Friday, 18 February 2011

Melanotan… the new smack

Illegal, fulfils your cravings and you inject it. No I’m not talking about heroin, it’s the latest craze in the beauty world – tanning injections.

We’re sick of smelling like stale bacon and don’t want the premature wrinkling brought on by sun bed abuse, so a quick shot in the backside and a Gisele Bundchen Brazilian Glow with no effort required is very appealing. But we thought beauty was pain? This goes against all our fundamental principles? What is it people say when something’s too good to be true? It’s probably not very good…

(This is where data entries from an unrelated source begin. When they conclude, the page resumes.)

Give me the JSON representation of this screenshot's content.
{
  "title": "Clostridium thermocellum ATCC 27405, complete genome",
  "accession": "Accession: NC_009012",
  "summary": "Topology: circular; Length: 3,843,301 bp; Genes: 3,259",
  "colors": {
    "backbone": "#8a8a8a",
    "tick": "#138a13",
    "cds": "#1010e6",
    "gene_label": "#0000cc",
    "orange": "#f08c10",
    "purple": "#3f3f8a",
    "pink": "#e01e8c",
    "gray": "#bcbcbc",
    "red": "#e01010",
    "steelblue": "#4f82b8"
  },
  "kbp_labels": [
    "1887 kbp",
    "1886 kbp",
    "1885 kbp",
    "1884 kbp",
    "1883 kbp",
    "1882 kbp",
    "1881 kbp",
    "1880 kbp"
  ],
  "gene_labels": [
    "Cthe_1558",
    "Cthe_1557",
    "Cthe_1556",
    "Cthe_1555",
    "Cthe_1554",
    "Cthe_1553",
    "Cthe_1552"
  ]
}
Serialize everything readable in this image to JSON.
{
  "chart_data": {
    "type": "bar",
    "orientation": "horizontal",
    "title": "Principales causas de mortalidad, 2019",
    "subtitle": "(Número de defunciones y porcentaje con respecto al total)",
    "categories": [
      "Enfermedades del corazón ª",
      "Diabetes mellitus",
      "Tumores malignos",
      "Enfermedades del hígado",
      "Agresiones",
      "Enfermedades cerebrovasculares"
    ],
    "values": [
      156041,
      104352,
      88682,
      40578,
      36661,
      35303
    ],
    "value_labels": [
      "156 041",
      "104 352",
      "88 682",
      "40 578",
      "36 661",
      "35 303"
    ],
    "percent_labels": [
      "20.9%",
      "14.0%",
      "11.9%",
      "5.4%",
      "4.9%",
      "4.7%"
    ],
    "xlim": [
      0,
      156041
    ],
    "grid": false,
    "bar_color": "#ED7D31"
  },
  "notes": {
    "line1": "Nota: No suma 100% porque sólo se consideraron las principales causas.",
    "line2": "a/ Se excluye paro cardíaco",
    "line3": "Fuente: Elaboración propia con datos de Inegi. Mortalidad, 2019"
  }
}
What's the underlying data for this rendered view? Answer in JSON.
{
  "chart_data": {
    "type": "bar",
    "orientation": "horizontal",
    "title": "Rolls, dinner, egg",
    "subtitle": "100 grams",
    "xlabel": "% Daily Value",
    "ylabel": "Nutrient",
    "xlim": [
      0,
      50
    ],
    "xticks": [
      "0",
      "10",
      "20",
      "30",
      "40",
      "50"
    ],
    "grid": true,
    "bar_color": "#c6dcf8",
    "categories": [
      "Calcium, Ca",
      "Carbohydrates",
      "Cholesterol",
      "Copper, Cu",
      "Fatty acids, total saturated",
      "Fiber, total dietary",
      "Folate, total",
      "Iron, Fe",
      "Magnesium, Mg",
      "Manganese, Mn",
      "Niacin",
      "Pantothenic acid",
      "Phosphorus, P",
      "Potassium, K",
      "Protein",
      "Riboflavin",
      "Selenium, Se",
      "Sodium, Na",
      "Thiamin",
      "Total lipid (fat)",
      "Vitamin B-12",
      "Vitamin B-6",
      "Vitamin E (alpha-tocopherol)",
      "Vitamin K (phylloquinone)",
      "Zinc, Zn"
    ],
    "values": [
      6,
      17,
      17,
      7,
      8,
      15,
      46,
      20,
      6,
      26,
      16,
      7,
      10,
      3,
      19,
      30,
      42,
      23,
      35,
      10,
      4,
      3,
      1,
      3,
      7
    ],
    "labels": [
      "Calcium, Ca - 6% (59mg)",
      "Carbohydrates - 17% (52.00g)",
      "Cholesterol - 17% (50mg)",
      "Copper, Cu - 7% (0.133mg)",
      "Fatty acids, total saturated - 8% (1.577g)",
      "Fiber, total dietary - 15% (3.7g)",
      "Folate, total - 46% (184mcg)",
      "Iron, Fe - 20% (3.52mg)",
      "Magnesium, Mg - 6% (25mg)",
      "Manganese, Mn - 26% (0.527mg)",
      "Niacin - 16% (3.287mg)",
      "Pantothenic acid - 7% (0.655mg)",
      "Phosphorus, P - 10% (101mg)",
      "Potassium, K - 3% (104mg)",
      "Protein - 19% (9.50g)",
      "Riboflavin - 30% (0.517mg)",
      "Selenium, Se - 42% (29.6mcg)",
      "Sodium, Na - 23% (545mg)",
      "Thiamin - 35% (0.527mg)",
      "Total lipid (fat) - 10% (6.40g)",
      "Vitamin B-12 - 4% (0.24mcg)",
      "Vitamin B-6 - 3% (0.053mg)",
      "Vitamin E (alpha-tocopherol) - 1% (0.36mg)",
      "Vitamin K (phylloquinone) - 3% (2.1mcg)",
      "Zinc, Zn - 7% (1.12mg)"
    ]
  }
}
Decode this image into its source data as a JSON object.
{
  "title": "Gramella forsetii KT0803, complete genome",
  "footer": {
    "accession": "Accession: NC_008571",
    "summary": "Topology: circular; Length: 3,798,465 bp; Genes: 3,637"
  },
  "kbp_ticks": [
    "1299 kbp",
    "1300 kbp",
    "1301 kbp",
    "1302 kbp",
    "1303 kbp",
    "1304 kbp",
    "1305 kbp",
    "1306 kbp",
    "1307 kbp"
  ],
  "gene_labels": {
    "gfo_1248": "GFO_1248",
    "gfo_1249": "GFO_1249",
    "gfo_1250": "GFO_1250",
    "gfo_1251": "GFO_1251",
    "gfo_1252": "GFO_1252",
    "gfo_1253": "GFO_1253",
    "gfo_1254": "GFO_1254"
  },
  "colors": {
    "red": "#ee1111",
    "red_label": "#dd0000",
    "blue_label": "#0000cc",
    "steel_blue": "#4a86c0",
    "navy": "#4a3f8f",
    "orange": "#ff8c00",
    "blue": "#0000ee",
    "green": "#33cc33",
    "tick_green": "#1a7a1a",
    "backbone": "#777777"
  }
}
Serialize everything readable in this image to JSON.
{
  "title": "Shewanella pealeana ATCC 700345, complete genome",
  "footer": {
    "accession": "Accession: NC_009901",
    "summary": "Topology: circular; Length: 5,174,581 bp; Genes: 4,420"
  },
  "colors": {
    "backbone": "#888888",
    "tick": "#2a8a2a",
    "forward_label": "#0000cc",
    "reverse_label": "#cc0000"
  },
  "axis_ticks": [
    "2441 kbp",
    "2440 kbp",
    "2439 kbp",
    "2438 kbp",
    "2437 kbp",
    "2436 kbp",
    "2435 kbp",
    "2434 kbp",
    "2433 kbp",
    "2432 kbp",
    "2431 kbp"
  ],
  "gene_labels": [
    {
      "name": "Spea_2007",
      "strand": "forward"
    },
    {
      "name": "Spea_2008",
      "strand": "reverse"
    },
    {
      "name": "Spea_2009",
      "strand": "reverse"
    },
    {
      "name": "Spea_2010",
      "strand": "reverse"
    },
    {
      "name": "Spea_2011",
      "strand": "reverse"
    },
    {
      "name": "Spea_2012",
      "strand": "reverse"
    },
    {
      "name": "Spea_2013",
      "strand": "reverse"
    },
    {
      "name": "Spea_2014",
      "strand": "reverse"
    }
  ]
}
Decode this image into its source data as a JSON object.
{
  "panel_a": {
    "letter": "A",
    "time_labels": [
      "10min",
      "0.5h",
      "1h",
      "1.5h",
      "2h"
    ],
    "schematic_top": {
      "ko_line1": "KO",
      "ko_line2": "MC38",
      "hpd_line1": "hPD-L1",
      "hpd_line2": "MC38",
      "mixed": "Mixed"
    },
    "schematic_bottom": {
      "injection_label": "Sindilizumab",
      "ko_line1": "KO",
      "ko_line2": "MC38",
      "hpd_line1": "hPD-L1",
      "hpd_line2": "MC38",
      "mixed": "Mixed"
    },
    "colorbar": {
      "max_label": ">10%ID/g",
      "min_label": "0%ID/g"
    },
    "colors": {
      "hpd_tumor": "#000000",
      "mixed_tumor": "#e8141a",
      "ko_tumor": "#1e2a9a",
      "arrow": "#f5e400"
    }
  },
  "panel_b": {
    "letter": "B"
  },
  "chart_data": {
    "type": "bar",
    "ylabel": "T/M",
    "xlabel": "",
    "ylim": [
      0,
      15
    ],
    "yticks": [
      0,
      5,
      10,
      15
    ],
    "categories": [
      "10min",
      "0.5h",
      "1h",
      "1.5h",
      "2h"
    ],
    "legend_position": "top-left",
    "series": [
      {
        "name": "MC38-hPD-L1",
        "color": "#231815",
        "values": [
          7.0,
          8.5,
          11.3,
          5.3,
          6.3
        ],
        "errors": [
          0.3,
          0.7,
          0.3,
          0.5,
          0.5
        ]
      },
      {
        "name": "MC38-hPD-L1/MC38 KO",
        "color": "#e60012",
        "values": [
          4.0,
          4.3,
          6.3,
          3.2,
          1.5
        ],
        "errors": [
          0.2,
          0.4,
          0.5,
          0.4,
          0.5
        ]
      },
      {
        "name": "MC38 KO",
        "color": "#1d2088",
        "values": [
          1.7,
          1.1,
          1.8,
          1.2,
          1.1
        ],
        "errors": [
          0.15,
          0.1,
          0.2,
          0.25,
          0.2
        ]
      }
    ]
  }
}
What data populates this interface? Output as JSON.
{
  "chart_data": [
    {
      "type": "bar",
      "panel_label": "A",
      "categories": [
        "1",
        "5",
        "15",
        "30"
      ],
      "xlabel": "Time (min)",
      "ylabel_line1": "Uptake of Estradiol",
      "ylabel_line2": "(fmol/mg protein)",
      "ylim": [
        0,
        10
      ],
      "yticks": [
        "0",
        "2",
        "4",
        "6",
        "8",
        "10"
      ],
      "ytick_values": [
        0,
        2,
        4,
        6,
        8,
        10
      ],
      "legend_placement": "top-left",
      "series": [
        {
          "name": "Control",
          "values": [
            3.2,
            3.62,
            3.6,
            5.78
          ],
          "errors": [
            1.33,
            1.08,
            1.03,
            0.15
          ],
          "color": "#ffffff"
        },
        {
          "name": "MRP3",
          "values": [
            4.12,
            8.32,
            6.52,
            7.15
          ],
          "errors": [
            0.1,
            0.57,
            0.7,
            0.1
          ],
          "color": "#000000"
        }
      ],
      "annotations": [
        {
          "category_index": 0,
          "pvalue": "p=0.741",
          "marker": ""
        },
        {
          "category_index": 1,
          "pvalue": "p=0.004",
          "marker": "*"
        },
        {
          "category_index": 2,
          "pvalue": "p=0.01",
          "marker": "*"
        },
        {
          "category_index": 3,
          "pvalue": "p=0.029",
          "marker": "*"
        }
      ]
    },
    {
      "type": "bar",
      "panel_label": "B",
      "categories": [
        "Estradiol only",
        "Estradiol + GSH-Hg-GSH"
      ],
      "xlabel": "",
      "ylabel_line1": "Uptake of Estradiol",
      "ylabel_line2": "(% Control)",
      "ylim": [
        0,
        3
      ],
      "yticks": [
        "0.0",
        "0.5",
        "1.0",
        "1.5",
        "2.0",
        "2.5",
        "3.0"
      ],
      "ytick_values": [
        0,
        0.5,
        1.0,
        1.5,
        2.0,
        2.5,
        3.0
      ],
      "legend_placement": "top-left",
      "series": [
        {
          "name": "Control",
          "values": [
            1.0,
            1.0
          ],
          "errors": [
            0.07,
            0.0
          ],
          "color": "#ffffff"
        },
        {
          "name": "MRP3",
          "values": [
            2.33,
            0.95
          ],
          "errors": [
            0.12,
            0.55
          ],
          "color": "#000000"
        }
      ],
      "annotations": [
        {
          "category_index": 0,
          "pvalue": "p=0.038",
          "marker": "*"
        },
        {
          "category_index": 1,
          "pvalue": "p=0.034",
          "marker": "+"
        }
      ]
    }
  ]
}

So what do the critics say?
“A letter to the British Medical Journal reports a ‘concerning’ new development. The letter says that two recent users of the drug had visited a skin clinic after moles on their bodies had rapidly changed in size and “darkened over a few weeks”. Both women had injected Melanotan I and II.”
(And when we say we’re worried about moles we don’t just mean an unsightly coco pop – we’re meaning ‘cancer risk’)
Nursing Times
“In addition to the possible side effects of Melanotan itself, there are also other potential dangers. Using non-sterile water to prepare the injections can cause serious blood infections, and sharing needles spreads blood-borne diseases such as HIV and hepatitis. Injections by untrained individuals can cause skin and tissue damage, and might result in permanent or life-threatening injury.”NHS
“The concern is over the unnatural stimulation to melanin production in order to darken the skin and that this may be found to cause cancer. Cancer cells are, put simply, mutations. Obviously changing your natural skin colour permanently in this way is in itself; MUTATION.”Blogger on
“Melanotan has not been tested for safety, quality or effectiveness. Therefore it is not known what the possible side effects are or how serious they could be. For a start, because these products are being sold illegally, there is no way of knowing if they are what they say they are, and not contaminated by dangerous chemicals. Nor do we know how they might interact with any licensed drugs a person is taking. If you have used Melanotan and have experienced unwanted side effects, talk to your GP. They can give you advice and help you to fill out a yellow card, which allows the MHRA to keep track of the side effects of commercially available medicines.”Cancer Research UK
So we know there has been a pilot study (this means a small study with very limited numbers of people) – what did the doctors observe in clinic?
• Drowsiness
• Fatigue
• Mild nausea
• Severe nausea
• Yawning
• Spontaneous penile erections (yay!)

None of that sounds too troubling does it? Hmm except this bit at the end “two subjects had increased pigmentation in the face, upper body and buttock”. Increased pigment means darkening of the skin in patches and is not attractive or healthy looking.

There are tons of forum posts from people affected by this so if you do notice your tan is distributing unevenly – TAKE THAT NEEDLE OUT OF YOUR ASS!


  1. It's not worth the risk! I read about a girl who was taking melanotan and she claimed the product aged her skin, she was 25 but said after taking melanotan she looked like she was in her 40's.